5. D’une part, aux termes de l’article L. 561-1 du code de l’entrée et du séjour des étrangers et du droit d’asile dans sa rédaction en vigueur à la date de la décision attaquée, dont les dispositions sont désormais reprises par l’article L. 731-3 du même code : " Lorsque l’étranger justifie être dans l’impossibilité de quitter le territoire français ou ne peut ni regagner son pays d’origine ni se rendre dans aucun autre pays, l’autorité administrative peut, jusqu’à ce qu’existe une perspective raisonnable d’exécution de son obligation, l’autoriser à se maintenir provisoirement sur le territoire français en l’assignant à résidence, dans les cas suivants : / 1° Si l’étranger fait l’objet d’une obligation de quitter le territoire français sans délai ou si le délai de départ volontaire qui lui a été accordé est expiré ; / () La décision d’assignation à résidence est motivée. Elle peut être prise pour une durée maximale de six mois, renouvelable une fois dans la même limite de durée, par une décision également motivée. / () ".

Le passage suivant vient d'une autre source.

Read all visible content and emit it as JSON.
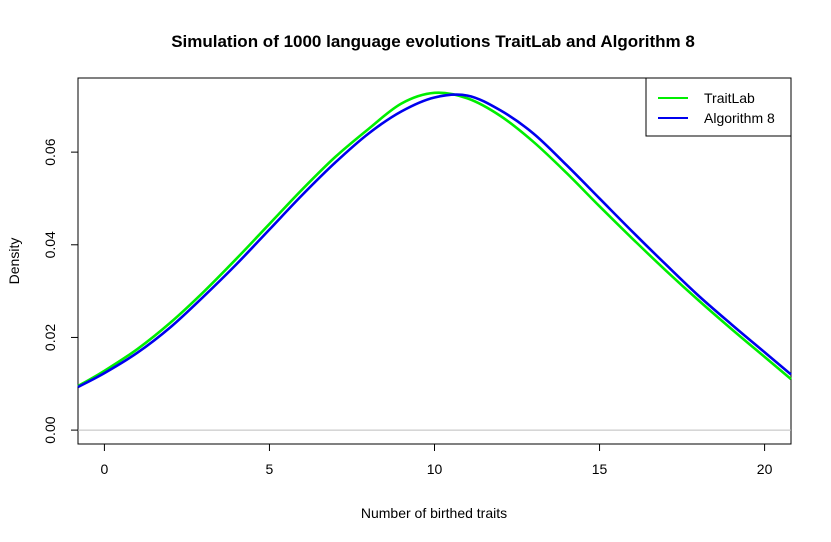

6. D’autre part, aux termes de l’article L. 561-2 du code de l’entrée et du séjour des étrangers et du droit d’asile, dont les dispositions sont désormais recodifiées par l’article L. 731-1 du même code : " I. – L’autorité administrative peut prendre une décision d’assignation à résidence à l’égard de l’étranger qui ne peut quitter immédiatement le territoire français mais dont l’éloignement demeure une perspective raisonnable, lorsque cet étranger : / () / 5° Fait l’objet d’une obligation de quitter le territoire français prise moins d’un an auparavant et pour laquelle le délai pour quitter le territoire est expiré ou n’a pas été accordé ; / () / Les huit derniers alinéas de l’article L. 561-1 sont applicables, sous réserve que la durée maximale de l’assignation ne puisse excéder une durée de quarante-cinq jours, renouvelable une fois pour les cas relevant des 1° et 2° à 7° du présent I, ou trois fois pour les cas relevant du 1° bis. / () « . De plus le II de cet article, dont les dispositions sont désormais reprises à l’article L. 733-8 de ce code : » II.-En cas d’impossibilité d’exécution d’office de la mesure d’éloignement résultant de l’obstruction volontaire de l’étranger assigné à résidence en application du I du présent article, l’autorité administrative peut demander au juge des libertés et de la détention de l’autoriser à requérir les services de police ou les unités de gendarmerie pour qu’ils visitent le domicile de l’étranger afin de s’assurer de sa présence et de le reconduire à la frontière ou, si le départ n’est pas possible immédiatement, de lui notifier une décision de placement en rétention. / Le juge des libertés et de la détention, saisi par requête, statue dans un délai de vingt-quatre heures. A peine de nullité, sa décision est motivée. Le juge s’assure du caractère exécutoire de la décision d’éloignement que la mesure vise à exécuter et de l’obstruction volontaire de l’étranger à ladite exécution, dûment constatée par l’autorité administrative, résultant notamment de l’absence de réponse de l’étranger à sa demande de présentation pour les nécessités de son exécution. La décision mentionne l’adresse des lieux dans lesquels les opérations de visite peuvent être effectuées. / () ".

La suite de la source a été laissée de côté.